2. After step 14, we need another step added. This step will be identical to step 11 of the same section. Preface the step with the following explanation.
When the op-version of the cluster is changed, it is necessary that the pods are restarted. Pods should be restarted one at a time, waiting for restarted pod to be ready and pending self heals to complete before proceeding to restart of next pod.
<steps copied from step 11>
Step 16 says to restart the pods but immediately after that documentation is read as to delete the pod, it might be confusing for the user / cu who reads it.
Can we say some thing as below in point i of step 16 ?
Restarting of pods is done by deleting them and to delete the pods,execute the following command.
Moving this bug to assigned state as i would like the review comments put up in comment 11 to be addressed.
clearing the need info as i am moving the bug to assigned state.
I have made the change suggested in comment 11.
The change can be seen in step 17.
Link to review - https://access.qa.redhat.com/documentation/en-us/red_hat_openshift_container_storage/3.10/html-single/deployment_guide/#chap-Documentation-Red_Hat_Gluster_Storage_Container_Native_with_OpenShift_Platform-Upgrade-Gluster_pods
verified in the link provided at Comment 13.
changes looks good to me.
But few things needs to be corrected again which is command to check for volumes heal info. Can you put the command below instead of what is present in the doc.
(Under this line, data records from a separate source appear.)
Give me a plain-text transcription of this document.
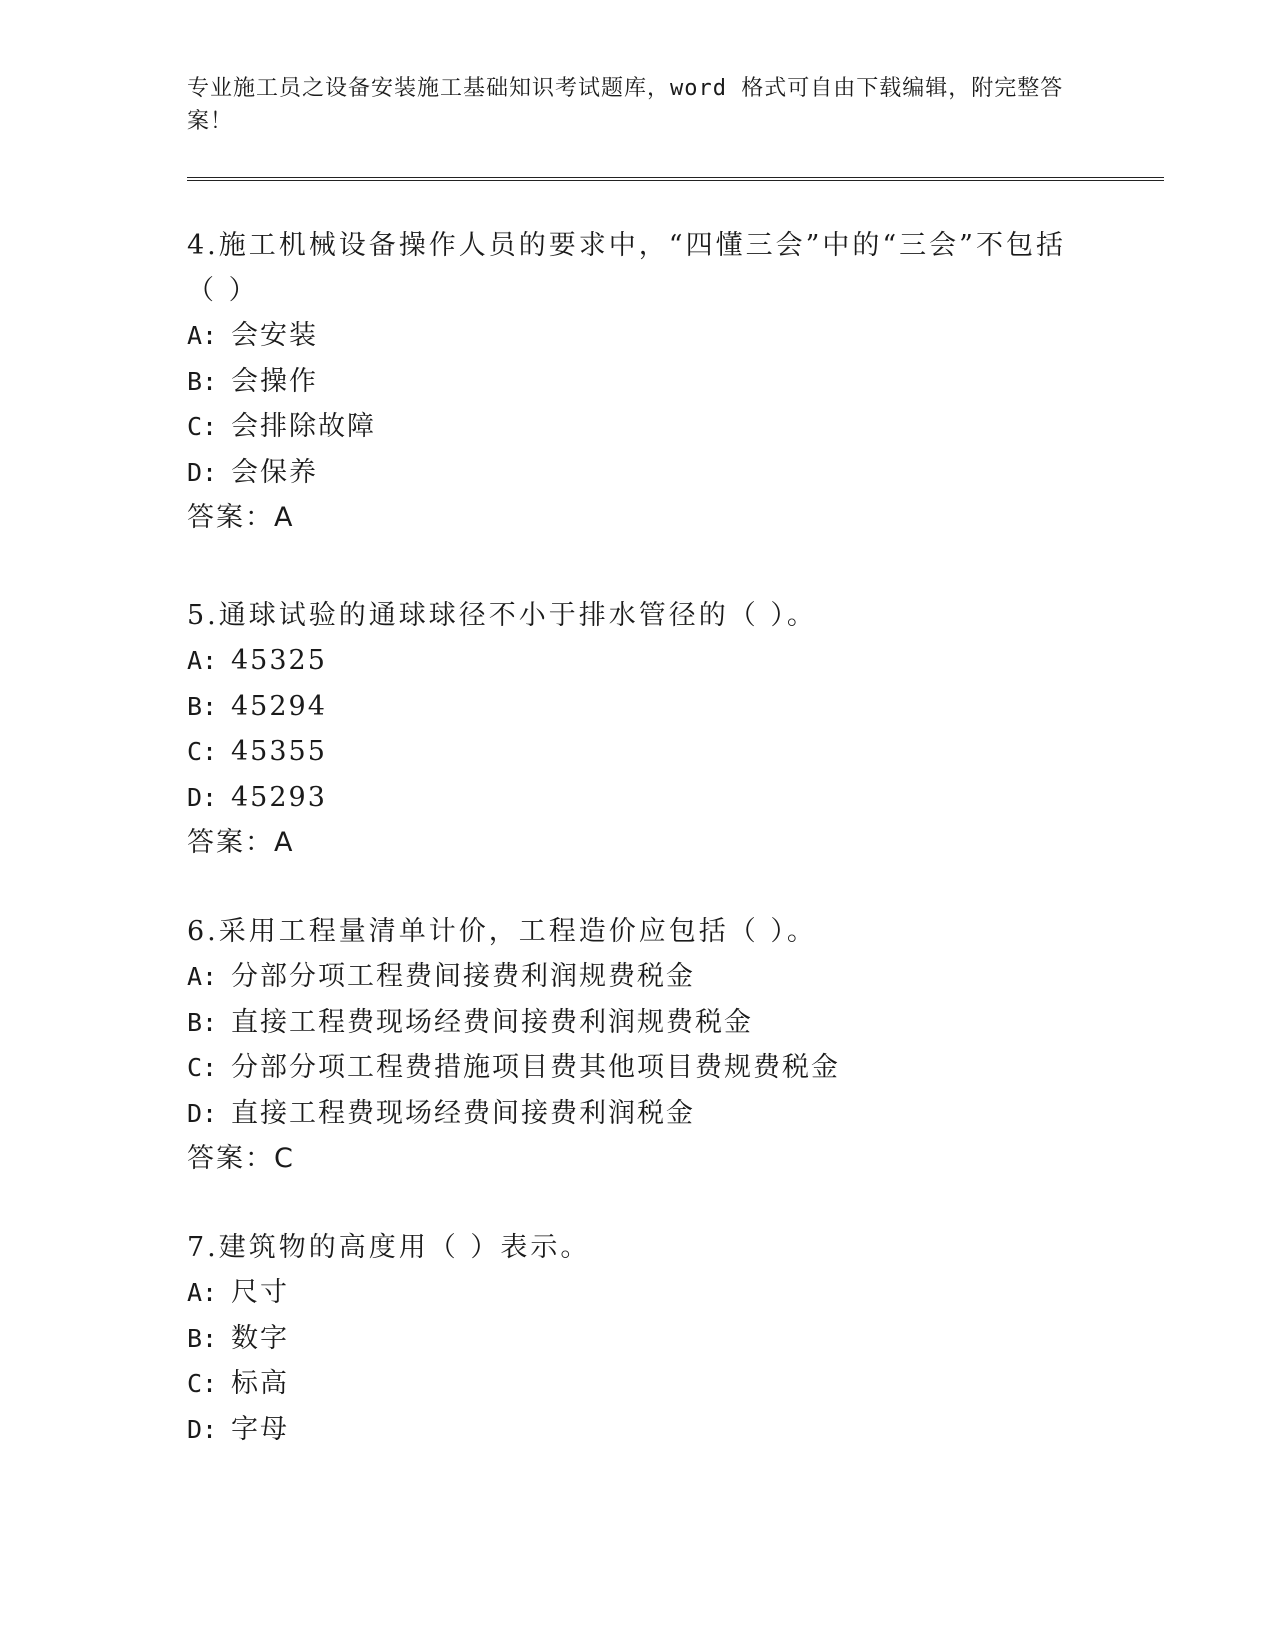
专业施工员之设备安装施工基础知识考试题库，word 格式可自由下载编辑，附完整答案！

4.施工机械设备操作人员的要求中，“四懂三会”中的“三会”不包括（ ）

A: 会安装
B: 会操作
C: 会排除故障
D: 会保养
答案：A

5.通球试验的通球球径不小于排水管径的（ ）。

A: 45325
B: 45294
C: 45355
D: 45293
答案：A

6.采用工程量清单计价，工程造价应包括（ ）。

A: 分部分项工程费间接费利润规费税金
B: 直接工程费现场经费间接费利润规费税金
C: 分部分项工程费措施项目费其他项目费规费税金
D: 直接工程费现场经费间接费利润税金
答案：C

7.建筑物的高度用（ ）表示。

A: 尺寸
B: 数字
C: 标高
D: 字母
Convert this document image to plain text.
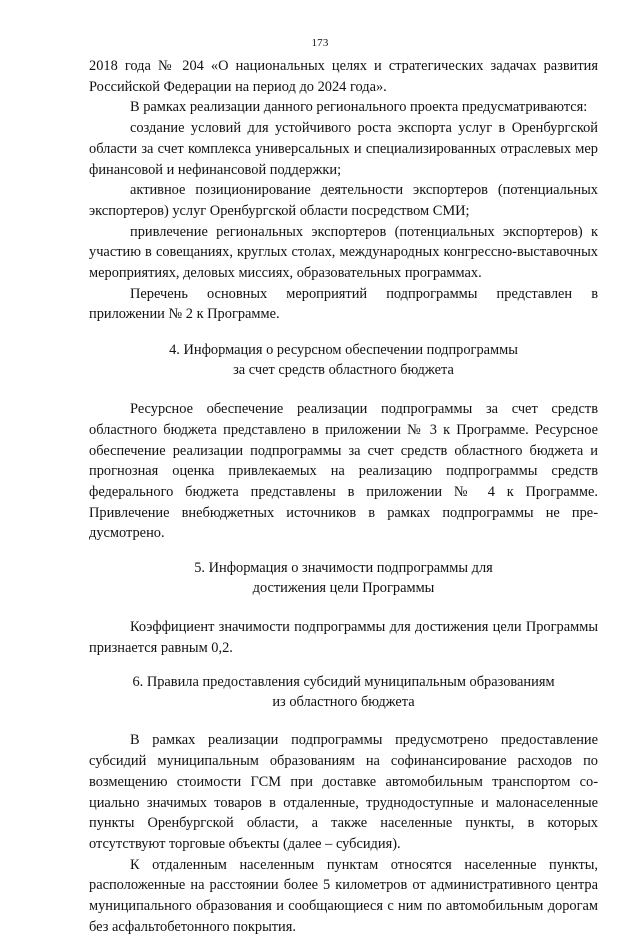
173

2018 года № 204 «О национальных целях и стратегических задачах развития Российской Федерации на период до 2024 года».

В рамках реализации данного регионального проекта предусматриваются:

создание условий для устойчивого роста экспорта услуг в Оренбургской области за счет комплекса универсальных и специализированных отраслевых мер финансовой и нефинансовой поддержки;

активное позиционирование деятельности экспортеров (потенциальных экспортеров) услуг Оренбургской области посредством СМИ;

привлечение региональных экспортеров (потенциальных экспортеров) к участию в совещаниях, круглых столах, международных конгрессно-выставочных мероприятиях, деловых миссиях, образовательных программах.

Перечень основных мероприятий подпрограммы представлен в приложении № 2 к Программе.

4. Информация о ресурсном обеспечении подпрограммы
за счет средств областного бюджета

Ресурсное обеспечение реализации подпрограммы за счет средств областного бюджета представлено в приложении № 3 к Программе. Ресурсное обеспечение реализации подпрограммы за счет средств областного бюджета и прогнозная оценка привлекаемых на реализацию подпрограммы средств федерального бюджета представлены в приложении № 4 к Программе. Привлечение внебюджетных источников в рамках подпрограммы не предусмотрено.

5. Информация о значимости подпрограммы для
достижения цели Программы

Коэффициент значимости подпрограммы для достижения цели Программы признается равным 0,2.

6. Правила предоставления субсидий муниципальным образованиям
из областного бюджета

В рамках реализации подпрограммы предусмотрено предоставление субсидий муниципальным образованиям на софинансирование расходов по возмещению стоимости ГСМ при доставке автомобильным транспортом социально значимых товаров в отдаленные, труднодоступные и малонаселенные пункты Оренбургской области, а также населенные пункты, в которых отсутствуют торговые объекты (далее – субсидия).

К отдаленным населенным пунктам относятся населенные пункты, расположенные на расстоянии более 5 километров от административного центра муниципального образования и сообщающиеся с ним по автомобильным дорогам без асфальтобетонного покрытия.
for each_volume in `gluster volume list`; do gluster volume heal $each_volume info ; done | grep "Number of entries: [^0]$"
And point ii can be removed.
ii. Run the following command to obtain the volume names:
# gluster volume list
I have incorporated the additional feedback given in comment 14.
Link to verify - https://access.qa.redhat.com/documentation/en-us/red_hat_openshift_container_storage/3.10/html-single/deployment_guide/#chap-Documentation-Red_Hat_Gluster_Storage_Container_Native_with_OpenShift_Platform-Upgrade-Gluster_pods
Verified in the link given in comment 15.
There is a new point 17 added to reboot the pods one after the other after bumping up the op version.
Restart the pods after the op-version of the cluster is changed. Wait for the restarted pod to be ready and pending self heals to be completed before proceeding to restart the next pod. Ensure that all pods are restarted one at a time and not simultaneously.
Moving this to verified.